Acheminer l'argent directement vers les écoles ordinaires
Plutôt que d’ajouter une couche administrative, la réforme propose d’acheminer de l’argent directement vers les écoles ordinaires. Concrètement, les établissements recevront des fonds destinés à soutenir les élèves SEND dans leur classe, et non plus seulement via des services externes ou des demandes individuelles longues et complexes. L’idée est simple : mieux financer la présence, plutôt que de multiplier les démarches.
Le plan prévoit aussi des interventions ciblées — par exemple des ateliers de langage en petits groupes — pour répondre rapidement à des besoins précis. Ces interventions cherchent à agir en amont, afin d’éviter que des difficultés non prises en charge ne se transforment en échecs scolaires plus graves. En pratique, cela signifie des ressources pour des groupes réduits, du personnel formé et du matériel pédagogique adapté.
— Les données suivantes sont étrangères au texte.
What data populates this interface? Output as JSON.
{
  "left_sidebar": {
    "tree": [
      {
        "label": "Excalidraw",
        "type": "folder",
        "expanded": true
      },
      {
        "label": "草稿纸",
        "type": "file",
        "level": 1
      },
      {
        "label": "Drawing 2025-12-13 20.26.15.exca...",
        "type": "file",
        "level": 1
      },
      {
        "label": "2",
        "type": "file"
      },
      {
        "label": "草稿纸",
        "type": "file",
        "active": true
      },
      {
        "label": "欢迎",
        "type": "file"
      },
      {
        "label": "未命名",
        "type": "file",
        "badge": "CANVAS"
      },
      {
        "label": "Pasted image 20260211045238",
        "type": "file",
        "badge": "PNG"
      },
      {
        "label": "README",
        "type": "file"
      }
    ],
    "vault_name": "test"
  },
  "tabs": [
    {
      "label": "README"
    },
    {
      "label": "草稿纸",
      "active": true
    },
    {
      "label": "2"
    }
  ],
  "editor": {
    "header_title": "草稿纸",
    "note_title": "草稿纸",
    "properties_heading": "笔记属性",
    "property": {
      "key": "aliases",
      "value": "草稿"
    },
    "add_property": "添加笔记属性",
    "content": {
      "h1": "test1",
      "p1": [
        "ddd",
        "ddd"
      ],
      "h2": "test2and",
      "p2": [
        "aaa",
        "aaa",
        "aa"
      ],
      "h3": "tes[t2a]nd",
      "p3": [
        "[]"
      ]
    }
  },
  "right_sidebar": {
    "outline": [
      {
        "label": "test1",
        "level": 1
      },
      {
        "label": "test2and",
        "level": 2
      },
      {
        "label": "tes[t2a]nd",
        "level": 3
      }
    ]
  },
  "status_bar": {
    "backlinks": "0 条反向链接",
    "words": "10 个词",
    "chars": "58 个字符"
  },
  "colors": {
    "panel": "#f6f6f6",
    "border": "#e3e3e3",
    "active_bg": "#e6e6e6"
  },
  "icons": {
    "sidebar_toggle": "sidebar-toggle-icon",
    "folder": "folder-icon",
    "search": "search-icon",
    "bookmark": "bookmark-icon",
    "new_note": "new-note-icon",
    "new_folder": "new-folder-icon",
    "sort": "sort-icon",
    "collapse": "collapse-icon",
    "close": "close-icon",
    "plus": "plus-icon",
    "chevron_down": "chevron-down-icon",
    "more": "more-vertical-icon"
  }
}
Le financement annoncé et la raison du changement
Sir Keir Starmer a présenté un plan de réforme doté de 4 milliards de livres. Les écoles ordinaires en Angleterre recevront un financement direct pour soutenir les enfants SEND.
Pourquoi ce changement maintenant ? Le système actuel est souvent critiqué pour ses délais, sa complexité et ses inégalités locales : selon les familles, l’accès au soutien varie énormément d’un endroit à l’autre. En donnant aux écoles une capacité budgétaire et des outils opérationnels, le gouvernement espère réduire ces disparités et accélérer l’aide apportée aux élèves.
Conséquences pratiques, risques et le pari de la présence en classe
Ce que cela signifie pour une école typique : plus d’autonomie pour organiser des sessions de remédiation, embaucher ou former des assistants spécialisés, et mieux intégrer les élèves SEND dans les classes ordinaires. Pour les familles, l’ambition est d’obtenir des réponses plus rapides et visibles, sans dépendre d’un parcours administratif lourd.
Reste la traduction opérationnelle : distribuer 4 milliards ne suffira pas si l’offre de formation n’est pas montée en puissance ou si la redistribution locale reproduit les mêmes inégalités. Le succès dépendra donc des règles d’allocation, du suivi des dépenses et de la formation des équipes scolaires. Mais la tonalité change : on passe d’un système centré sur l’évaluation et la direction externe à un modèle qui mise sur la présence et la capacité des écoles à agir.
En résumé, la réforme veut faire des écoles ordinaires le cœur du soutien SEND, financées pour intervenir tôt et de manière ciblée. Le plan lance un pari : que l’inclusion s’atteint moins par des évaluations successives que par des moyens directs et immédiats dans la classe.